By NATARIO McKENZIE
Tribune Business Reporter
The gaming industry will feel the impact of Value-Added Tax (VAT) in addition to whatever industry-specific structure the Government decides to impose, a senior Ministry of Finance official says.
The revised 7.5 per cent VAT Bill lists “games of chance, gambling and lotteries”, which fall under the existing Lotteries and Gaming Act, as activities where the new tax will not be levied on end consumers.
John Rolle, the financial secretary, explained that while gaming will not be subject to VAT, there will be a tax on the industry.
“There is no proposal for a VAT on gaming, but there will be tax on the gaming industry. It’s not that gaming will be exempt from taxation. In most countries, if not all countries that have VAT in place, the gaming or gambling side is approached from a different angle,” said Mr Rolle during a a recent Ministry of Finance VAT/Tariff working aession.

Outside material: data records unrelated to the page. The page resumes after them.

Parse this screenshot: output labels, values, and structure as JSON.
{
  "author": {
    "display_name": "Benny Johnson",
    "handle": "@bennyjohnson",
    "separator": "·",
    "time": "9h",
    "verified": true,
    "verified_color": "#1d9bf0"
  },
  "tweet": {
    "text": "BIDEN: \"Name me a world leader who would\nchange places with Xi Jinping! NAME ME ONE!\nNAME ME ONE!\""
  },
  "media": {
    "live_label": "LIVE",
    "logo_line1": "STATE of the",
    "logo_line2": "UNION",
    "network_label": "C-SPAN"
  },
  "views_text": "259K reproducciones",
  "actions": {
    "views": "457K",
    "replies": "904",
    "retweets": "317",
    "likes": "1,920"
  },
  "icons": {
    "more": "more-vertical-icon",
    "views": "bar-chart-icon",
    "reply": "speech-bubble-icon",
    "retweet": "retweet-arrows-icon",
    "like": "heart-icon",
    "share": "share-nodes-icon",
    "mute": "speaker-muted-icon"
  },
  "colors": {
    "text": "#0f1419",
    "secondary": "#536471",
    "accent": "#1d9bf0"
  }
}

Mr Rolle added: “There will be a tax regime for gaming. Understand, though, that if business activity is exempt from VAT, as far as that is concerned any VAT that those activities encounter is a direct cost for which the question of a VAT credit does not come up. That doesn’t mean that they won’t feel the VAT, and they will encounter whatever tax the government sets.”

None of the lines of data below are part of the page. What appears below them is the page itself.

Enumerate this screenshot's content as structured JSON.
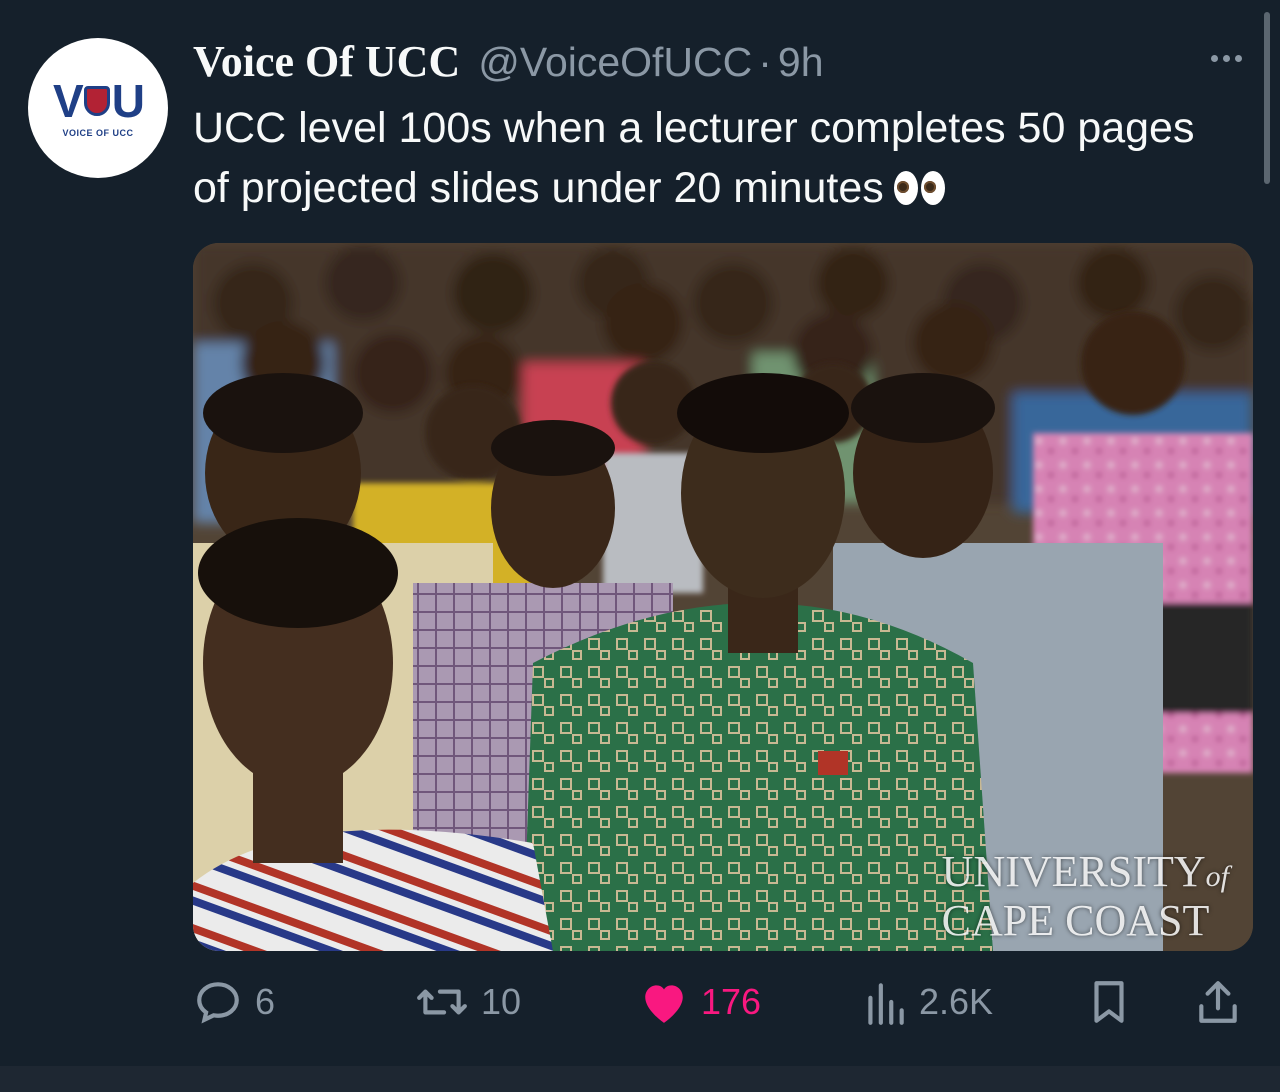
{
  "tweet": {
    "avatar": {
      "logo_text": "VOICE OF UCC"
    },
    "display_name": "Voice Of UCC",
    "handle": "@VoiceOfUCC",
    "separator": "·",
    "time": "9h",
    "text": "UCC level 100s when a lecturer completes 50 pages of projected slides under 20 minutes",
    "emoji": "eyes-emoji",
    "media": {
      "watermark_line1": "UNIVERSITY",
      "watermark_of": "of",
      "watermark_line2": "CAPE COAST"
    }
  },
  "actions": {
    "replies": "6",
    "retweets": "10",
    "likes": "176",
    "views": "2.6K"
  },
  "colors": {
    "background": "#15202b",
    "secondary_text": "#8b98a5",
    "like_pink": "#f91880"
  }
}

Edison Sumner, the Bahamas Chamber of Commerce and Employers Confederation’s (BCCEC) chief executive, last week called on the Government to “give further consideration” to making web shop gaming Value-Added Tax (VAT) ‘exempt’.
He indicated that companies in other sectors feel the Government is unfairly discriminating in favour of web shops with this policy.
Tribune Business understands that the Christie administration has decided gaming - both the casino and web shop variety - should be treated as VAT ‘exempt’ because the sector is already taxed under its own special structure.
Mr Sumner, though, said this was no excuse for making web shop gaming ‘exempt’, pointing to numerous other businesses and sectors that will have to pay taxes under their own special structures as well as VAT.
Mr Sumner said the new VAT Bill’s ‘games of chance’ definition, in his opinion, included web shops within its ambit. Last week, Prime Minister Perry Christie indicated that the Government had completed a substantial part of its work on the gaming legislation with “a little dressing up” left to be done before it is brought to Parliament.